1. Les critères de reconnaissance d’une grammaire traditionnelle

Reconnaître un type de grammaire donné, c’est avant tout le délimiter par des critères. La grammaire traditionnelle entre dans ce champ là.

En effet, cette grammaire a toujours été le soubassement de la grammaire scolaire qui s’est implantée au XXème et qui est d’usage encore aujourd’hui. Nous la retrouvons dans le " Précis de grammaire française" de M. Grevisse. dont la première édition a plus de soixante ans.

Généralement, le programme grammatical appliqué dans nos écoles primaires et nos collèges est conforme au contenu de ce manuel et à bien d’autres qui lui ressemble tant au niveau du métalangage grammatical que de la structuration des leçons en "espèces" de mots, "nature" des mots ou encore "parties" du discours. La manière de présenter la langue morcelée n’aide pas à concevoir celle-ci comme un système représentant un tout.

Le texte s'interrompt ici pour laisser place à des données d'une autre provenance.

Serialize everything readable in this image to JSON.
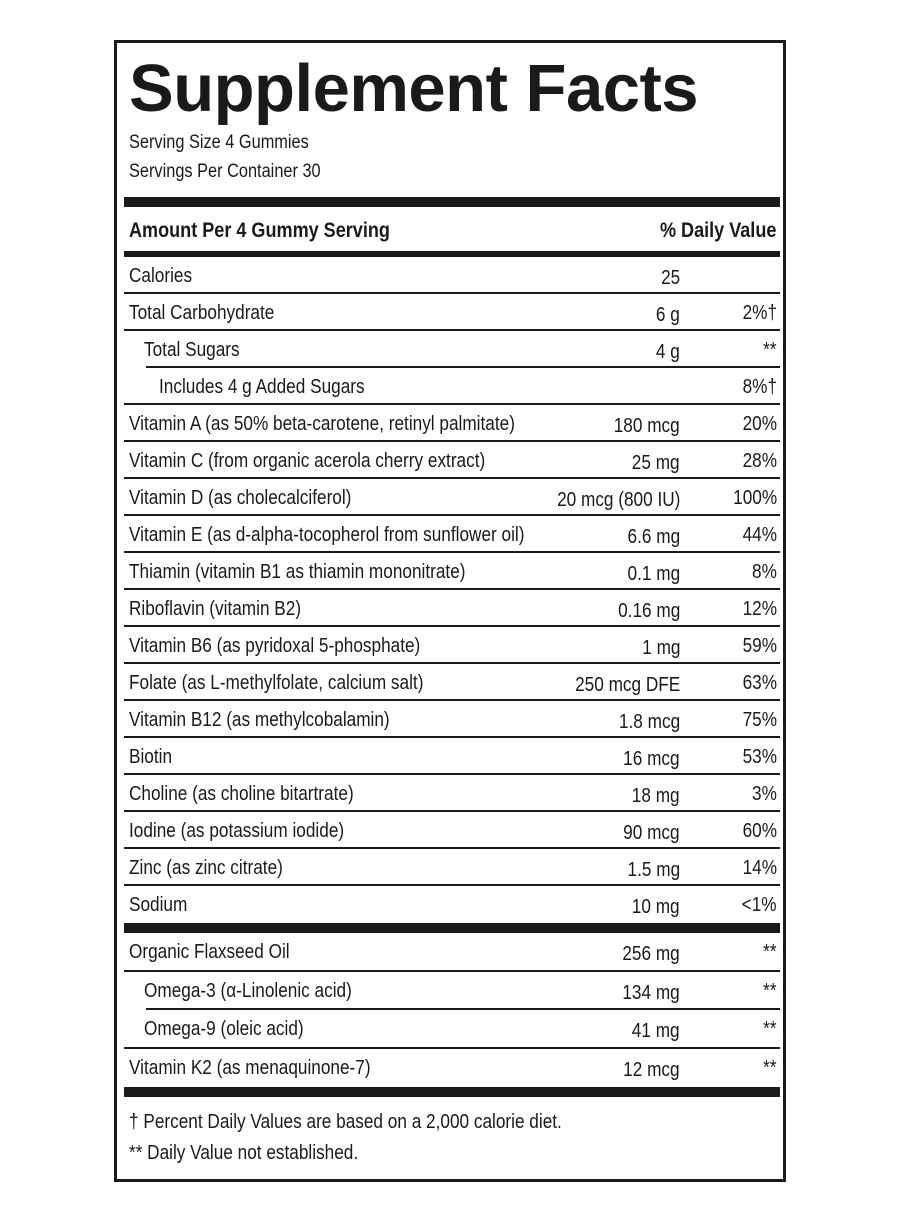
{
  "title": "Supplement Facts",
  "serving_size": "Serving Size 4 Gummies",
  "servings_per_container": "Servings Per Container 30",
  "header": {
    "amount": "Amount Per 4 Gummy Serving",
    "dv": "% Daily Value"
  },
  "section1": [
    {
      "label": "Calories",
      "amount": "25",
      "dv": "",
      "indent": 0
    },
    {
      "label": "Total Carbohydrate",
      "amount": "6 g",
      "dv": "2%†",
      "indent": 0
    },
    {
      "label": "Total Sugars",
      "amount": "4 g",
      "dv": "**",
      "indent": 1
    },
    {
      "label": "Includes 4 g Added Sugars",
      "amount": "",
      "dv": "8%†",
      "indent": 2
    },
    {
      "label": "Vitamin A (as 50% beta-carotene, retinyl palmitate)",
      "amount": "180 mcg",
      "dv": "20%",
      "indent": 0
    },
    {
      "label": "Vitamin C (from organic acerola cherry extract)",
      "amount": "25 mg",
      "dv": "28%",
      "indent": 0
    },
    {
      "label": "Vitamin D (as cholecalciferol)",
      "amount": "20 mcg (800 IU)",
      "dv": "100%",
      "indent": 0
    },
    {
      "label": "Vitamin E (as d-alpha-tocopherol from sunflower oil)",
      "amount": "6.6 mg",
      "dv": "44%",
      "indent": 0
    },
    {
      "label": "Thiamin (vitamin B1 as thiamin mononitrate)",
      "amount": "0.1 mg",
      "dv": "8%",
      "indent": 0
    },
    {
      "label": "Riboflavin (vitamin B2)",
      "amount": "0.16 mg",
      "dv": "12%",
      "indent": 0
    },
    {
      "label": "Vitamin B6 (as pyridoxal 5-phosphate)",
      "amount": "1 mg",
      "dv": "59%",
      "indent": 0
    },
    {
      "label": "Folate (as L-methylfolate, calcium salt)",
      "amount": "250 mcg DFE",
      "dv": "63%",
      "indent": 0
    },
    {
      "label": "Vitamin B12 (as methylcobalamin)",
      "amount": "1.8 mcg",
      "dv": "75%",
      "indent": 0
    },
    {
      "label": "Biotin",
      "amount": "16 mcg",
      "dv": "53%",
      "indent": 0
    },
    {
      "label": "Choline (as choline bitartrate)",
      "amount": "18 mg",
      "dv": "3%",
      "indent": 0
    },
    {
      "label": "Iodine (as potassium iodide)",
      "amount": "90 mcg",
      "dv": "60%",
      "indent": 0
    },
    {
      "label": "Zinc (as zinc citrate)",
      "amount": "1.5 mg",
      "dv": "14%",
      "indent": 0
    },
    {
      "label": "Sodium",
      "amount": "10 mg",
      "dv": "<1%",
      "indent": 0
    }
  ],
  "section2": [
    {
      "label": "Organic Flaxseed Oil",
      "amount": "256 mg",
      "dv": "**",
      "indent": 0
    },
    {
      "label": "Omega-3 (α-Linolenic acid)",
      "amount": "134 mg",
      "dv": "**",
      "indent": 1
    },
    {
      "label": "Omega-9 (oleic acid)",
      "amount": "41 mg",
      "dv": "**",
      "indent": 1
    },
    {
      "label": "Vitamin K2 (as menaquinone-7)",
      "amount": "12 mcg",
      "dv": "**",
      "indent": 0
    }
  ],
  "footnotes": [
    "† Percent Daily Values are based on a 2,000 calorie diet.",
    "** Daily Value not established."
  ]
}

En termes de proportion de pages consacrées à l’étude de la langue, Il a été constaté, après étude, que 69% de cet ouvrage (le Grevisse) était consacré aux catégories de mots contre 22% pour la syntaxe (phrases simples et subordonnées). Ce qui, par conséquent, met en évidence la dominante de la grammaire dite traditionnelle. Cette distribution se manifeste clairement dans les manuels de 1ère et 2ème années et à un degré moindre dans celui de la 3ème année. Ce qui pousse les enseignants, dans la pratique de la classe, à être plus portés vers un enseignement grammatical à visée notionnelle et sémantique que structurale.(V. chap11. Les techniques employées et leur impact). S’étant familiarisés avec de ce type de grammaire, les enseignants la pratiquent de façon inconsciente sans pouvoir s’en détacher. Le fait aussi que cette structuration des livres qui sont à leur portée soit conçue ainsi signifie une occultation de la hiérarchisation dans la construction des phrases ( l’analyse en constituants et en groupes). Il faut aussi noter que cette grammaire occulte la grammaire de texte en ne dépassant pas l’analyse de la phrase. Le métalangage est loin d’être "cohérent". On ne parle guère de catégorie de déterminants alors que celle des "adjectifs" et des "articles" y figurent.

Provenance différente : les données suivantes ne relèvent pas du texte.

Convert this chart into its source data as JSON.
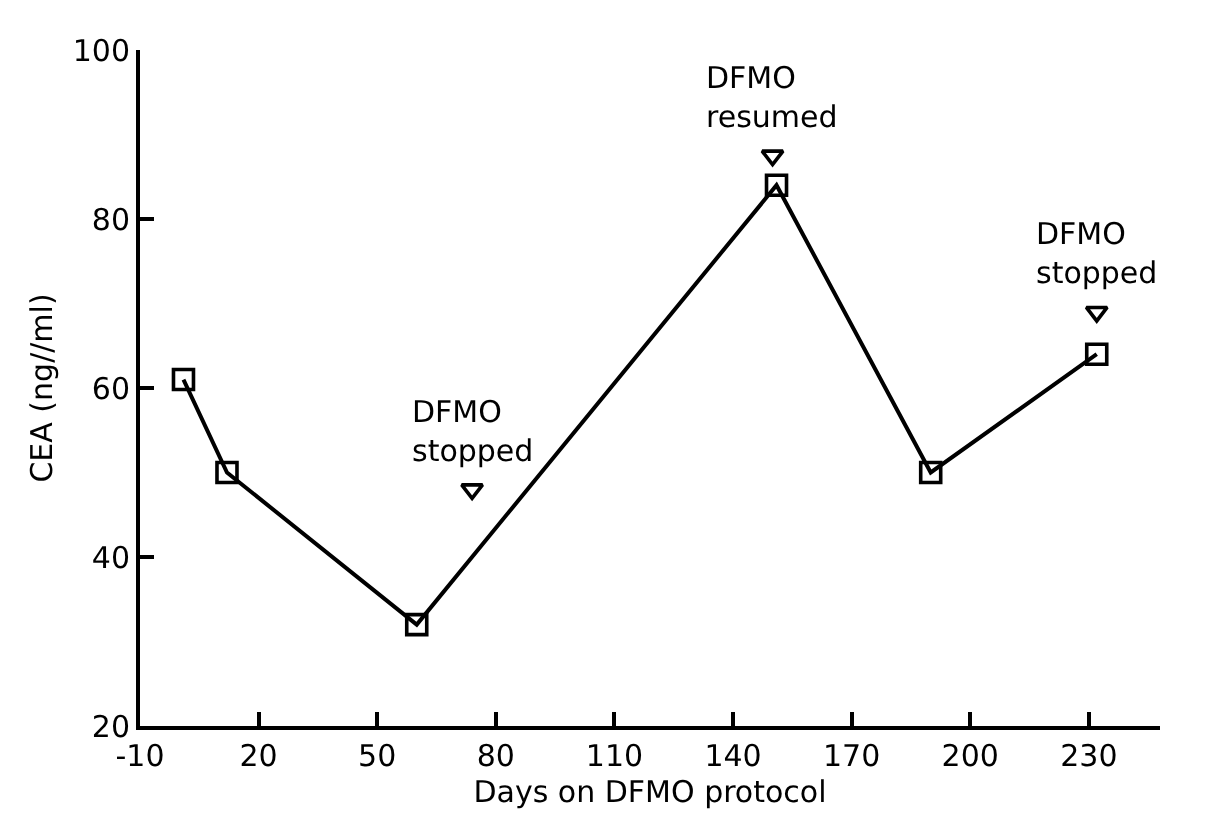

Il faut aussi noter l’utilisation d’expression de "compléments circonstanciels" et non des compléments de phrase ni de base. Si on ajoute le fait que ces concepts grammaticaux sont définis sur la base de considérations sémantiques plutôt que syntaxiques, on arrive à

50 caractériser donc les contours de cette grammaire traditionnelle. Ce qui marque une rupture avec les nouvelles tendances en grammaire.

1-1. Le raisonnement à base sémantique et ses limites

1-1-1. De la notion des catégories de mots

Héritière d’une grammaire normative fondée sur la codification du système de la langue, la grammaire traditionnelle s’est développée autour des catégories de mots définies à partir de leur sens (le nom est un mot…, le verbe est un mot…, l’adjectif est un mot…, etc.). Cela n’a pas manqué d’entrainer de nombreuses confusions dans la manière d’interpréter et de classer (en différentes catégories) les mots. Et c’est dans ce sens que la grammaire traditionnelle s’est avérée insuffisante et incapable de fournir les explications adéquates pour classer les mots.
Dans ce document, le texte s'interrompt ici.